Stimmverhalten und Zuwanderung nach Kantonen

Die Schlacht um die Personenfreizügigkeit ist geschlagen, der Pulverdampf der Emotionen und Argumente lichtet sich langsam. Die Schweiz wird zu einem Kontingent-System der Zuwanderung zurückkehren, von dem heute noch niemand weiss, wie es aussehen wird und zu welchem Preis die Europäische Union dafür Hand bieten wird. Erste Analysen der Abstimmungsresultate zeigen einen tiefen «Röstigraben», überlagert von einem scharfen Stadt-Land-Gegensatz. Dieses Muster kennt man aus fast allen Abstimmungen, die die Aussenbeziehungen der Schweiz betreffen. Doch was genau steckt dahinter?

Im Abstimmungskampf war oft von «Dichtestress» die Rede. Für die einen stand dieses Bild in der Tradition früherer Überfüllungs-Metaphern, für die anderen brachte es schlicht die Kehrseite der Personenfreizügigkeit zum Ausdruck: steigende Wohnkosten, Landverbrauch, Staus, überfüllte Züge, Überbeanspruchung der Infrastruktur. Auch wenn diese Probleme oft übertrieben dargestellt wurden und nur teilweise der Zuwanderung anzulasten sind (sondern ebenso hausgemacht sind), steht ausser Frage, dass die Personenfreizügigkeit nicht gratis zu haben war und ist. Darauf hat Avenir Suisse wiederholt hingewiesen, allerdings den Saldo von Nutzen und Kosten der Personenfreizügigkeit stets positiv beurteilt. Sehen wir nun das Ergebnis vieler solcher Kosten-Nutzen-Rechnungen, die angesichts zunehmenden «Dichtestresses» ins Negative kippten? Scheiterte die Personenfreizügigkeit also an einer einseitigen Verteilung ihrer Vor- und Nachteile?

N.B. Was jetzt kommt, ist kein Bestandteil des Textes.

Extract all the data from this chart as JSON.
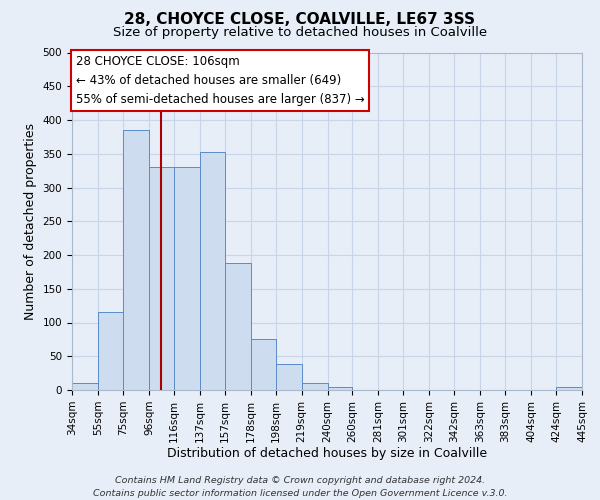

Eine vorläufige Analyse auf der Ebene der Kantone lässt an einer solchen Interpretation zweifeln. Auf der horizontalen Achse der Grafik ist der relative Wanderungssaldo der Kantone für die Periode 2006 – 2012 in Promillen abgetragen.  So wuchs der Kanton Appenzell Innerrhoden in diesen Jahren pro 1000 Einwohner um netto 25 Zuzüger aus dem Ausland (=Zuzüge minus Wegzüge), der Kanton Genf hingegen um 113.  Auf der vertikalen Achse ist die Zustimmung zur Initiative gegen die Masseneinwanderung ersichtlich. Der entstehende Zusammenhang ist deutlich negativ: das heisst, Kantone mit tiefem Wanderungssaldo haben sich eher für die Initiative ausgesprochen, Kantone mit hohem Saldo mehrheitlich dagegen. Das zeigt der signifikante Korrelationskoeffizient von -0,58 sehr deutlich. Kantone als Untersuchungseinheit mögen zu grob sein, der Zusammenhang ist deshalb sicher etwas unscharf. Doch auch innerhalb der Kantone zeigt sich das dasselbe Bild. Gebiete im Brennpunkt des Zuwanderungsdrucks (grosse Städte, bevorzugte Wohnlagen) haben die Initiative abgelehnt, die anderen Gebiete haben sie – teilweise sehr deutlich – angenommen. Mit anderen Worten: Das Ende der Personenfreizügigkeit wurde da herbeigeführt, wo kein «Dichtestress» – und auch kein Lohndruck – entstand, weil die Zuwanderung bescheiden war.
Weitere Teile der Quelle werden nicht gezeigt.